Remembering a catastrophe
In Canada, Nakba Day will be celebrated only by groups like Canadians for Peace and Justice in the Middle East, Independent Jewish Voices Canada, and the Canadian Palestinian Association. Fortunately, NDP MP Niki Ashton broke political ranks last year by attending a rally for Palestinian self-determination and acknowledging the Nakba in a Facebook post. For this she was accused of supporting terrorism by B’nai B’rith Canada.
On March 8, 2018 Ashton was one of the few NDP politicians who voted in favour of a Palestine Resolution which was narrowly defeated by the party elite, many of whom enjoy regular travel to Israel courtesy of lobby groups. The Palestine Resolution both affirmed existing Canadian policy on Israel’s illegal settlements and also supported a boycott of Israeli goods produced in occupied areas. The motion failed, in spite of receiving support from over 25 riding associations and the NDP youth convention.
Like both the governing Liberals and the Conservatives, senior NDP figures like leader Jagmeet Singh and former leader Thomas Muclair avoid advocating for a free Palestine. Only the Bloc Québécois displays any solidarity with Palestinian self-determination – in 2017 they called on the Canadian government to recognize Palestine as a state. Apparently, the vast majority of Canadian MPs prefer that Palestinians wait patiently for the “peace process” to resume – as usual, on strictly Israeli terms.
For the time being, official Canada can still dismiss growing public unease with the behaviour of the Israeli state.
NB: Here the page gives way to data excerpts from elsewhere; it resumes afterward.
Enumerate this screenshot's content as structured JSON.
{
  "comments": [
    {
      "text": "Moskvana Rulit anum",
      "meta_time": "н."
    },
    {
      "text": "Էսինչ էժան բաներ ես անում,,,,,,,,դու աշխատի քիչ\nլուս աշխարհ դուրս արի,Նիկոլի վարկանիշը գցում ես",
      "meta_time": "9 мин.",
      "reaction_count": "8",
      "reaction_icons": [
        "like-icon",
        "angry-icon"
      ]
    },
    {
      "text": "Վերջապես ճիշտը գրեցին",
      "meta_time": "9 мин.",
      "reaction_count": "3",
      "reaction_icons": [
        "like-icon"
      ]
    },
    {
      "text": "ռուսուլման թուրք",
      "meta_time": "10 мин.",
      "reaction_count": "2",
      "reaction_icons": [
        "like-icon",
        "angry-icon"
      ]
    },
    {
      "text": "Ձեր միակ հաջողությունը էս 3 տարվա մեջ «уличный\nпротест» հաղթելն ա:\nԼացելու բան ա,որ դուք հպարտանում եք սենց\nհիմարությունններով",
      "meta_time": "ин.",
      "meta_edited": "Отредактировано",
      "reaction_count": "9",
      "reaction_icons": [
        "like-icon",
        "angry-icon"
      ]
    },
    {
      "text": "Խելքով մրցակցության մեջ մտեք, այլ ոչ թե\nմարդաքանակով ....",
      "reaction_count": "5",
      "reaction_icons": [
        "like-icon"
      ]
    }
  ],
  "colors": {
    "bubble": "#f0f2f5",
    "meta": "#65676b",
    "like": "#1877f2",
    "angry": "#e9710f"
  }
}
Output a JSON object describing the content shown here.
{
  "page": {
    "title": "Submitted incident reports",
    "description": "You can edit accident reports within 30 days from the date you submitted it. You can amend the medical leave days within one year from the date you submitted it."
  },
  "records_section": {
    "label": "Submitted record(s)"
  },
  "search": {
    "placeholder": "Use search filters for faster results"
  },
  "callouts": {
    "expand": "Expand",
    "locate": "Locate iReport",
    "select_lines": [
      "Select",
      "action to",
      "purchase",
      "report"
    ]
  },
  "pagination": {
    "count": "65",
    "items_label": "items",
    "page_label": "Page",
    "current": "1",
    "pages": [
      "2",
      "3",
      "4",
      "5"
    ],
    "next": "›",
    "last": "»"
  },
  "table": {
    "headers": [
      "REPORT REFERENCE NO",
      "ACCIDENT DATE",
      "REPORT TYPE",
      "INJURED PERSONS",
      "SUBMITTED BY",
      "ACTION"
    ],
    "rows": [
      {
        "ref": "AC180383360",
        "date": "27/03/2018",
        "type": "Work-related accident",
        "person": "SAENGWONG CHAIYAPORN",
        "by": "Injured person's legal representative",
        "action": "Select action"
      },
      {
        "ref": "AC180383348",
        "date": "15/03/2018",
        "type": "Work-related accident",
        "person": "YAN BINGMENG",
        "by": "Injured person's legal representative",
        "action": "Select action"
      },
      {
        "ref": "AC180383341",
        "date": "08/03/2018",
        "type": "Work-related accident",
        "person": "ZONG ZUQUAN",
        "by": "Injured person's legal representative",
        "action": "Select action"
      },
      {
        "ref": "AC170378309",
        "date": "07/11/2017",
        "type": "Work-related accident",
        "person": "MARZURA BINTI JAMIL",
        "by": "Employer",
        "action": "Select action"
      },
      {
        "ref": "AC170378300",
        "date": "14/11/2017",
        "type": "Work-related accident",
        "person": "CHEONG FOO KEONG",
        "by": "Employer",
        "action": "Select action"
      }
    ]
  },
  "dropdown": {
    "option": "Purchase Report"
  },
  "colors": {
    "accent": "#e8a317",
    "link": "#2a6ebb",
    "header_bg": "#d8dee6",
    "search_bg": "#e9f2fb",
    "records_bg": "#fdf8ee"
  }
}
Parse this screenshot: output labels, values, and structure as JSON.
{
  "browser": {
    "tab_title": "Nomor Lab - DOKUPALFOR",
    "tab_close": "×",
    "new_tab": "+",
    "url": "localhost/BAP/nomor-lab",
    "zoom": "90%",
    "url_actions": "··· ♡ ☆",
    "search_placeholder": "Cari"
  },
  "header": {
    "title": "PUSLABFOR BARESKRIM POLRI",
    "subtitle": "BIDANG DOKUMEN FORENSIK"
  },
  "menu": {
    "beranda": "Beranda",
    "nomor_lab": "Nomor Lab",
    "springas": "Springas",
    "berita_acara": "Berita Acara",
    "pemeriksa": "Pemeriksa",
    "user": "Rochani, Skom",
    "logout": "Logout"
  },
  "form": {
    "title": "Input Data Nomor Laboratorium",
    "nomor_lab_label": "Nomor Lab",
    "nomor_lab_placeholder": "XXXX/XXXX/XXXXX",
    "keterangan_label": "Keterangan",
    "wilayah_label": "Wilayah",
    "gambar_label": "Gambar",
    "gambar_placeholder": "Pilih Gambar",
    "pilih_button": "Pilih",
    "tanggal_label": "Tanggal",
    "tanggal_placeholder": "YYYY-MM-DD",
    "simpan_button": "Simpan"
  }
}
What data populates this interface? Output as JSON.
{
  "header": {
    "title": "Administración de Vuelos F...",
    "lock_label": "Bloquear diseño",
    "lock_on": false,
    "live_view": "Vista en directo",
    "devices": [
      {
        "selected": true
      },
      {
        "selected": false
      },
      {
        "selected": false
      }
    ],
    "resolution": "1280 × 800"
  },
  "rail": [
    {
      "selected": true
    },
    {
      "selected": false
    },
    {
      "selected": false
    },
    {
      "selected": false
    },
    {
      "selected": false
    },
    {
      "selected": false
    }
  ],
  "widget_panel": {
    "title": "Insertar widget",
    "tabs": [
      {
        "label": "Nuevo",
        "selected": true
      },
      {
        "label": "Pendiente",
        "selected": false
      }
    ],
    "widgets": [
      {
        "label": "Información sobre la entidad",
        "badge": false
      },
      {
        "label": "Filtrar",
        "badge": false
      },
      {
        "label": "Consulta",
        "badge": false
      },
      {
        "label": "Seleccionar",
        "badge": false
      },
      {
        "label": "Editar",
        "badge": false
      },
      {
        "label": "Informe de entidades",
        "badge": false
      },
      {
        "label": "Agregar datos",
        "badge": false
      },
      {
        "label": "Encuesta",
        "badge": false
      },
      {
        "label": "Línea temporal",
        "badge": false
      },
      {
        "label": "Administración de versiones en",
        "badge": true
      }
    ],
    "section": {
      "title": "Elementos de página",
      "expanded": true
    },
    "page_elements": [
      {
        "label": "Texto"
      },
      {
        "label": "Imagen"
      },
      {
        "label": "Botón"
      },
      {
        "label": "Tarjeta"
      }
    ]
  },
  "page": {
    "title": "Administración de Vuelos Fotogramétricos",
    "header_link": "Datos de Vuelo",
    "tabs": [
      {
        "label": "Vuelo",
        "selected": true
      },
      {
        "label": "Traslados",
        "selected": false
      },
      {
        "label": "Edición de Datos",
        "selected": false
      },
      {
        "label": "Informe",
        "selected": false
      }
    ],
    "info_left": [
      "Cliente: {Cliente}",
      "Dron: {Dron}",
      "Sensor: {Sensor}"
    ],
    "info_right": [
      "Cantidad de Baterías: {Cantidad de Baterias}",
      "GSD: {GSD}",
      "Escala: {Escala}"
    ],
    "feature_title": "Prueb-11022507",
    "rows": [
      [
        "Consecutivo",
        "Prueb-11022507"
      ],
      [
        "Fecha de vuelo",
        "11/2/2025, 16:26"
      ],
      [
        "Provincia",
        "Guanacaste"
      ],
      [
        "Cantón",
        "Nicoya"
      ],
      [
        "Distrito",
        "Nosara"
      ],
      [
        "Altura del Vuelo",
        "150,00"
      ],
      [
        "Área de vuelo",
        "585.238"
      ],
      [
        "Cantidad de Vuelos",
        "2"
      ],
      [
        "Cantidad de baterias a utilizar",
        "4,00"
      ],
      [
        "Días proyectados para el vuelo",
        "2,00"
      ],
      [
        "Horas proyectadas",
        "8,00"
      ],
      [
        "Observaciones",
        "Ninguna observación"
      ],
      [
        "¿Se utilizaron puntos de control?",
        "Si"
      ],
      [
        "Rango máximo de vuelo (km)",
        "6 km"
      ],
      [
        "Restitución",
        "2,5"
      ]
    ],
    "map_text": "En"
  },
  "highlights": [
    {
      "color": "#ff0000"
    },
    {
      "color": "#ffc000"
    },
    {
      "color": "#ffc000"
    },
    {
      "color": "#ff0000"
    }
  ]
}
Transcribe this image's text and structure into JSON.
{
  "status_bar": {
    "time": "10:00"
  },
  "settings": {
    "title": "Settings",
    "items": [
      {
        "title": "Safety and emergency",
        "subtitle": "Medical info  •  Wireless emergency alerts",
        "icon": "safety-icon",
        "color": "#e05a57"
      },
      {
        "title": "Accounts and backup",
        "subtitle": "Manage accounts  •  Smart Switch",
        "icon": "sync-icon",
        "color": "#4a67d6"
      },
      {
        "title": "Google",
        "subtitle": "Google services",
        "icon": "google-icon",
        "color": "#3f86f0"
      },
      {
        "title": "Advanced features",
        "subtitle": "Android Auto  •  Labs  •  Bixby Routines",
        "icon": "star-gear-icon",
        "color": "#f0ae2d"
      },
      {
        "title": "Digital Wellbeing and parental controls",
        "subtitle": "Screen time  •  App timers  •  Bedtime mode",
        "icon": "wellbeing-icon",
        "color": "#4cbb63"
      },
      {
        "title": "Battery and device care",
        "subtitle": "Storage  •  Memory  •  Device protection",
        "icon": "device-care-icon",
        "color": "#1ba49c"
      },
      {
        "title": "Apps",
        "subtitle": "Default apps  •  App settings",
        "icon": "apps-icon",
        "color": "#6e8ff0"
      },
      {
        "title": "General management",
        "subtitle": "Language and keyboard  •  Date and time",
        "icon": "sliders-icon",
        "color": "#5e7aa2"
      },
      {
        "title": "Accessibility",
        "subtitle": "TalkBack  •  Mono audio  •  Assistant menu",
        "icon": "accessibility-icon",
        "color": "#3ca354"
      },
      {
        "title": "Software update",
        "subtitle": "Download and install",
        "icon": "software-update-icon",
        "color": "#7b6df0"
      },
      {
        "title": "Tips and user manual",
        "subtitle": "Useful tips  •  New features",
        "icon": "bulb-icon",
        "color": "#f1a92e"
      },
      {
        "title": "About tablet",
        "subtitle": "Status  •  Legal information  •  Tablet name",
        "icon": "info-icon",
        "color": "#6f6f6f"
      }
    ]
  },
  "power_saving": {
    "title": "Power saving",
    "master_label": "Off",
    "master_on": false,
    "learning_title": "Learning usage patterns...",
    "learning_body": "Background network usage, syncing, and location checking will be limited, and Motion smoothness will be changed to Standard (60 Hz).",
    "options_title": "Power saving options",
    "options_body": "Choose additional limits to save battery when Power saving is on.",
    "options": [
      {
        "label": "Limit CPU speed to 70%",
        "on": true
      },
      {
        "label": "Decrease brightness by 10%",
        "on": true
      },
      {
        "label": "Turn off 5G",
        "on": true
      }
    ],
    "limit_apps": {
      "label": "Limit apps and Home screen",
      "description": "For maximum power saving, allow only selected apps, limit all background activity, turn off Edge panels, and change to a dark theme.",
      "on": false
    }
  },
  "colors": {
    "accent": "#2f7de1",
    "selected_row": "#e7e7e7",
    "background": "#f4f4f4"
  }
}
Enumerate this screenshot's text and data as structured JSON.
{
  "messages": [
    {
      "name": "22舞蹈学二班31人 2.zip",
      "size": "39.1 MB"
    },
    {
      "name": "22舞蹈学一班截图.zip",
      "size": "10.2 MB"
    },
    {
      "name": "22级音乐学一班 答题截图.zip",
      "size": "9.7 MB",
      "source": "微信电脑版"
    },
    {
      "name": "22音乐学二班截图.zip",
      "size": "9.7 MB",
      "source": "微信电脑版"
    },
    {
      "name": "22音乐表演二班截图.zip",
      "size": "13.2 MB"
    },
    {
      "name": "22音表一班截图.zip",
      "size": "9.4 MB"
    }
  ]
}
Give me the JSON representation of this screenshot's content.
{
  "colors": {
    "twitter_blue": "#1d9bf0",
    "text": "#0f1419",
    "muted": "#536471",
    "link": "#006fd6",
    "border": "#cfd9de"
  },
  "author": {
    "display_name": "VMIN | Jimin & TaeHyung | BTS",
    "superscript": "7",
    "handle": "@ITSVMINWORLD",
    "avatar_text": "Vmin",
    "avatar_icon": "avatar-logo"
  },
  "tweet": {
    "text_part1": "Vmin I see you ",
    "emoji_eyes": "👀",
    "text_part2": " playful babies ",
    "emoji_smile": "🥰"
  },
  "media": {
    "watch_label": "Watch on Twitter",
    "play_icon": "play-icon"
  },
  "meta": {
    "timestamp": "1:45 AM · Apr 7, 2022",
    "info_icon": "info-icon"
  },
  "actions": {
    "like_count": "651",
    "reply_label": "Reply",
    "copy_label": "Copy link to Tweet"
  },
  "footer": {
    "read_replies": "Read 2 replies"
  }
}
Before writing this article I contacted the following individuals and organizations to request comment on their perception of the Nakba: B’nai B’rith Canada; the Canadian Jewish Congress; the Canadian Christian College; Canada’s ambassador to Israel, Deborah Lyons; the Israeli embassy in Ottawa; Prime Minister Justin Trudeau; NDP leader Jagmeet Singh; Conservative leader Andrew Scheer; and various Members of Parliament. Only John Young, President of the Canadian Museum for Human Rights, responded to my queries and actually used the word “Nakba” in his written reply. Not surprisingly, B’nai B’rith claims that acknowledging the Nakba encourages anti-Semitism.
Canada’s power brokers continue to view even peaceful Palestinian resistance as a dire threat to Israeli hegemony and cast such defiance as terrorism. For the time being, official Canada can still dismiss growing public unease with the behaviour of the Israeli state. Until global Palestinian rights advocacy becomes impossible to ignore, Israel will continue to define the scope of the conflict while falsely portraying itself as a vulnerable state facing an existential threat.